AJ: The history of brewing as a domestic practice is really interesting and often not considered, but all booze, not just Korean alcohol, was originated as a part of domestic life and as a result was made and documented by women. Across most cultures, it was a woman’s job to brew until men realized how lucrative of a skill it was. It’s a funny and simple perspective, but generally true. The inspiration for our logo starts first with paying respect to these women that established and advanced Korean brewing methodologies. From there, she is strong and grounded to represent the general flavor profile of our sool – her body is also shaped like traditional onggi (Korean clay fermentation vessels) and her head is the letter ‘H’ in Korean. 

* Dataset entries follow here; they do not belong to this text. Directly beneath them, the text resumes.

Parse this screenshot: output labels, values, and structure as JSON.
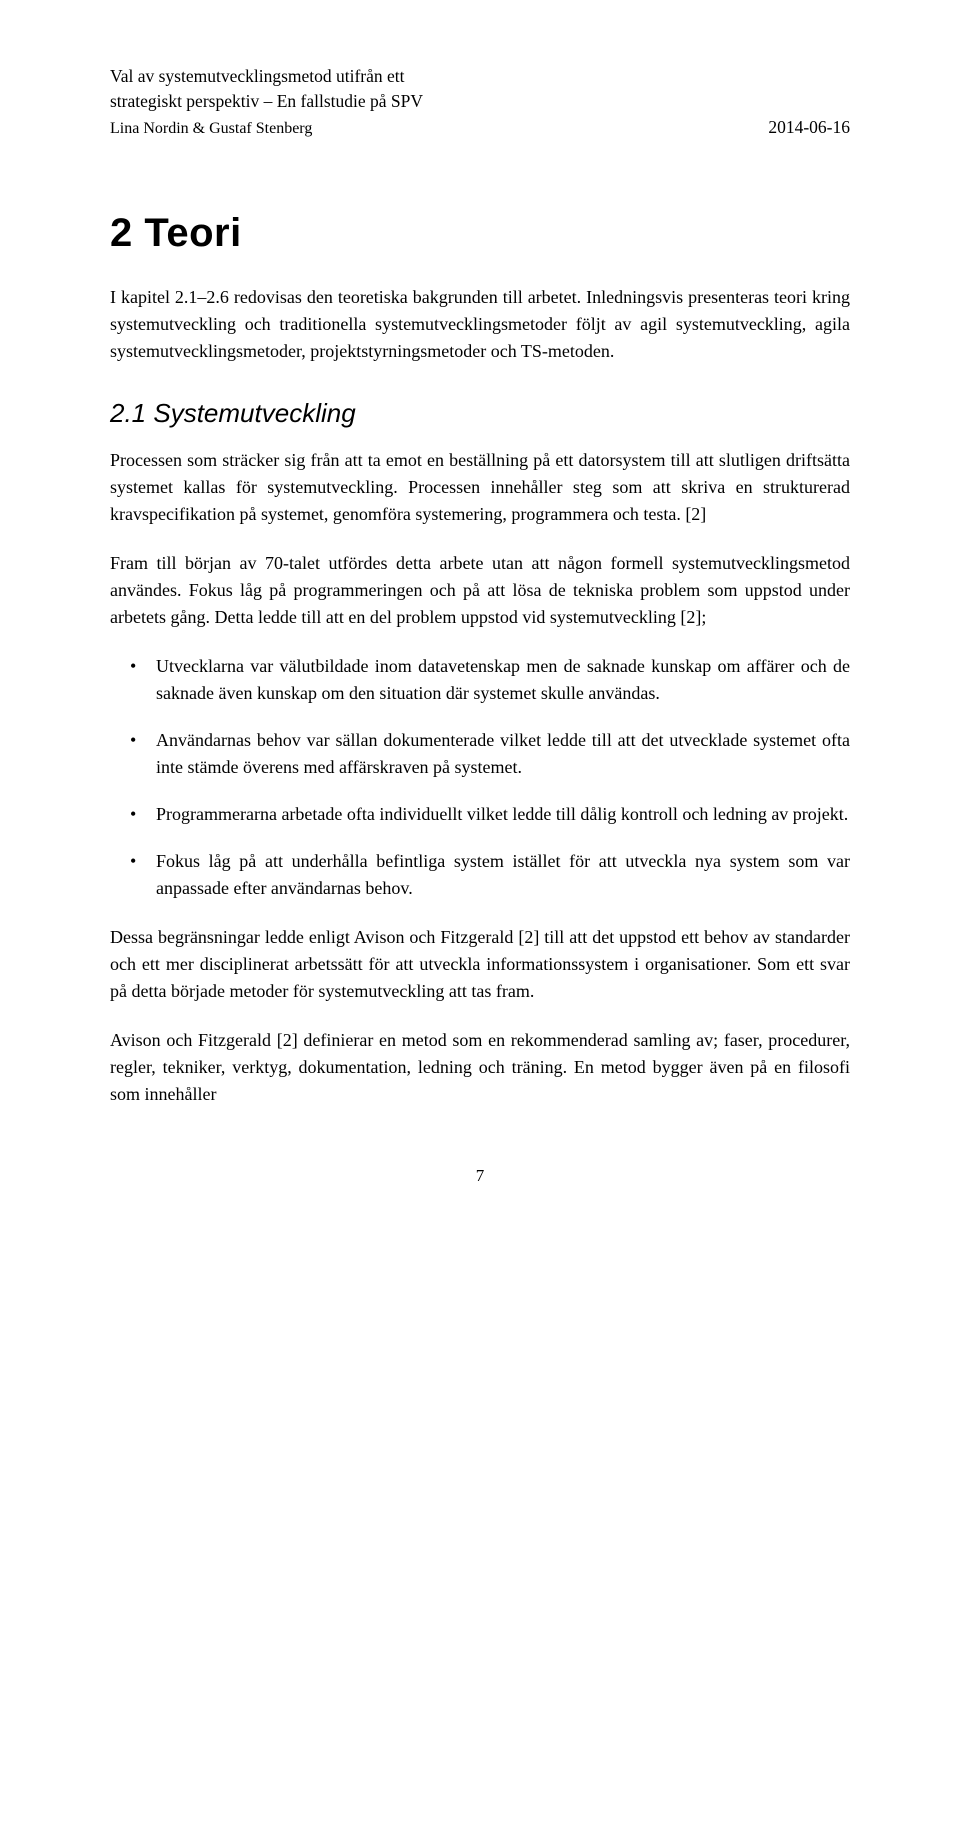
{
  "header": {
    "title_line1": "Val av systemutvecklingsmetod utifrån ett",
    "title_line2": "strategiskt perspektiv – En fallstudie på SPV",
    "authors": "Lina Nordin & Gustaf Stenberg",
    "date": "2014-06-16"
  },
  "chapter": {
    "number_title": "2   Teori",
    "intro": "I kapitel 2.1–2.6 redovisas den teoretiska bakgrunden till arbetet. Inledningsvis presenteras teori kring systemutveckling och traditionella systemutvecklingsmetoder följt av agil systemutveckling, agila systemutvecklingsmetoder, projektstyrningsmetoder och TS-metoden."
  },
  "section": {
    "heading": "2.1    Systemutveckling",
    "p1": "Processen som sträcker sig från att ta emot en beställning på ett datorsystem till att slutligen driftsätta systemet kallas för systemutveckling. Processen innehåller steg som att skriva en strukturerad kravspecifikation på systemet, genomföra systemering, programmera och testa. [2]",
    "p2": "Fram till början av 70-talet utfördes detta arbete utan att någon formell systemutvecklingsmetod användes. Fokus låg på programmeringen och på att lösa de tekniska problem som uppstod under arbetets gång. Detta ledde till att en del problem uppstod vid systemutveckling [2];",
    "bullets": [
      "Utvecklarna var välutbildade inom datavetenskap men de saknade kunskap om affärer och de saknade även kunskap om den situation där systemet skulle användas.",
      "Användarnas behov var sällan dokumenterade vilket ledde till att det utvecklade systemet ofta inte stämde överens med affärskraven på systemet.",
      "Programmerarna arbetade ofta individuellt vilket ledde till dålig kontroll och ledning av projekt.",
      "Fokus låg på att underhålla befintliga system istället för att utveckla nya system som var anpassade efter användarnas behov."
    ],
    "p3": "Dessa begränsningar ledde enligt Avison och Fitzgerald [2] till att det uppstod ett behov av standarder och ett mer disciplinerat arbetssätt för att utveckla informationssystem i organisationer. Som ett svar på detta började metoder för systemutveckling att tas fram.",
    "p4": "Avison och Fitzgerald [2] definierar en metod som en rekommenderad samling av; faser, procedurer, regler, tekniker, verktyg, dokumentation, ledning och träning. En metod bygger även på en filosofi som innehåller"
  },
  "page_number": "7",
  "colors": {
    "text": "#000000",
    "background": "#ffffff"
  },
  "typography": {
    "body_family": "Palatino Linotype, Book Antiqua, Palatino, Georgia, serif",
    "heading_family": "Arial, Helvetica, sans-serif",
    "body_size_pt": 12,
    "h1_size_pt": 28,
    "h2_size_pt": 18,
    "h2_style": "italic"
  }
}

PC: What would sool look like as a person?

AJ: I feel like everyone has a tendency to either personify things or have strong association tendencies. For example, maybe they’re reminded of a song when they taste a wine – or they’re reminded of a time or a place. When I taste something, especially wines, I think of people. Who would this wine be? What kind of personality would they have? For my sool, I did play around with thoughts like, “Maybe she’s sexy or maybe she’s super elegant.” But, in the end, it just made sense that she was very round and big and strong because our wines are round and big and strong, you know? They are a much higher ABV than other more conventional sool that are available on the market today and have such a deep complexity. It was also important to me to say that it was these kinds of women that were brewing. They were strong and warm and disciplined and I’d say a little punk.

PC: This is such a great story of the brand and logo. I know you have a business degree, did you ever have to think about the brand “commercially”?

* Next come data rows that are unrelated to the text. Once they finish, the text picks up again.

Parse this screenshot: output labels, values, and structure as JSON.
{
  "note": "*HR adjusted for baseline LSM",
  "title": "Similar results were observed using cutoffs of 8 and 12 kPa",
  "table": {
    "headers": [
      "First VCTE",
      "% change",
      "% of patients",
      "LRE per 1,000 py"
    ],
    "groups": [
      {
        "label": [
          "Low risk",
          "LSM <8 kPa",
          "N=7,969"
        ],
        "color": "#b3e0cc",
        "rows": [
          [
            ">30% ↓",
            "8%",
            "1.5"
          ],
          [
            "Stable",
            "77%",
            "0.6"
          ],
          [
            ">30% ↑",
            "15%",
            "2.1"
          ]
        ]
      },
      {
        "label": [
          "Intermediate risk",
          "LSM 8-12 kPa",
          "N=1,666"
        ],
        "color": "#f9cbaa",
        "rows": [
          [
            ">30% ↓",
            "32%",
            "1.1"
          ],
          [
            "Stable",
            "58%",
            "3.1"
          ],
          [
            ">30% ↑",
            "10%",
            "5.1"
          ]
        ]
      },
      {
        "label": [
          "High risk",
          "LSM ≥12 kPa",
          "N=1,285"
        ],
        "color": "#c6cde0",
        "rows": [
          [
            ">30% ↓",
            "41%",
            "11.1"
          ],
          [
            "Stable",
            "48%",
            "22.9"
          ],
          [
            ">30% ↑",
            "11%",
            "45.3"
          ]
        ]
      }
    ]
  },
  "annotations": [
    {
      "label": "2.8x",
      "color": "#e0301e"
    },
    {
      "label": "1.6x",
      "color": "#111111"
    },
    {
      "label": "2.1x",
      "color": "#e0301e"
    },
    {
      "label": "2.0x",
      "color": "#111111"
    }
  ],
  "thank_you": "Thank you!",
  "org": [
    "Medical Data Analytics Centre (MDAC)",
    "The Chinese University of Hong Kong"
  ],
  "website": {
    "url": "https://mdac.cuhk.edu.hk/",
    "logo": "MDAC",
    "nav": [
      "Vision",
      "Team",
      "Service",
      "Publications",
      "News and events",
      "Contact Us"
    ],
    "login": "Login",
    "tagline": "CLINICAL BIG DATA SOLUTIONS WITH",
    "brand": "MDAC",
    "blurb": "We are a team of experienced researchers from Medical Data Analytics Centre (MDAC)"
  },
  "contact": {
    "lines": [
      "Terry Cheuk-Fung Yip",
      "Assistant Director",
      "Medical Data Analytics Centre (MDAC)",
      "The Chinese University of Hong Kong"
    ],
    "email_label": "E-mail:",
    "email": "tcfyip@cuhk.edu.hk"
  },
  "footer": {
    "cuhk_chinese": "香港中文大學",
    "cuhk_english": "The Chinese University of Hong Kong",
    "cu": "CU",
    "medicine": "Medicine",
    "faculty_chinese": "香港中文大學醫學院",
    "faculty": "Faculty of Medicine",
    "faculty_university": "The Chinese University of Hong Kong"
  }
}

AJ: Honestly, at the time I never considered whether the logo or the brand concept was commercially viable. The original inspiration and the reason why she in particular stuck is because of her story. There’s so much to her in part because of the time it took to build Hana Makgeolli to this point and also because sool as a category and as a tradition is deeply storied. So, luckily, I never had to think about it from a perspective of “How do I market this?” The sool really speaks for itself and our rule of thumb is just to be honest about it. To try to give people the full details and not be afraid of scaring them with new information, because education and discovery is the point. Why would we want to dilute this story? We respect it if you don’t have the time for it, but if you do, why not get to know something new?

PC: You’re a woman making this in the U.S., in this extremely male-dominated industry of winemakers, of wine importers, of wine distributors that are all men, except a few. I wonder if you feel it at all during your day-to-day?

AJ: I do feel it on a day-to-day basis more than I’d like to admit. When you’re talking about representation in this industry on behalf of women, you’re like “hell, let’s go!” But when you are the woman, it’s a bit awkward and scary because you’re being observed and may be judged. Not to say that Hana Makgeolli exists because women should be the only ones making this kind of wine, but it would be a lie if I said I wasn’t proud of it.  It’s not at the forefront of why I do this work, because it could really be any other person. What is important though is one – that there is a commitment to learning and authenticity in some way and then two – respect for Korean culture as to not define or colonize sool in a singular way. The sool tradition is complex and because so much of the knowledge was lost as a result of famine, war, or industrialization – and never really rejuvenated with the institutional resources and gusto that industries like beer, wine, or sake received – it is so easy for people to minimize it. I hope that as the sool industry grows, there is a respect for the knowledge contained within sool as an intuitive or cultural practice and for the variety of methods, techniques, and recipes that have yet to be re-discovered.

Photograph by Philo Cohen for Speciwomen

Photograph by Philo Cohen for Speciwomen

Alice Jun is the owner and director of Hana Makgeolli, an artisanal Korean wine brewery and tasting room in Greenpoint, Brooklyn.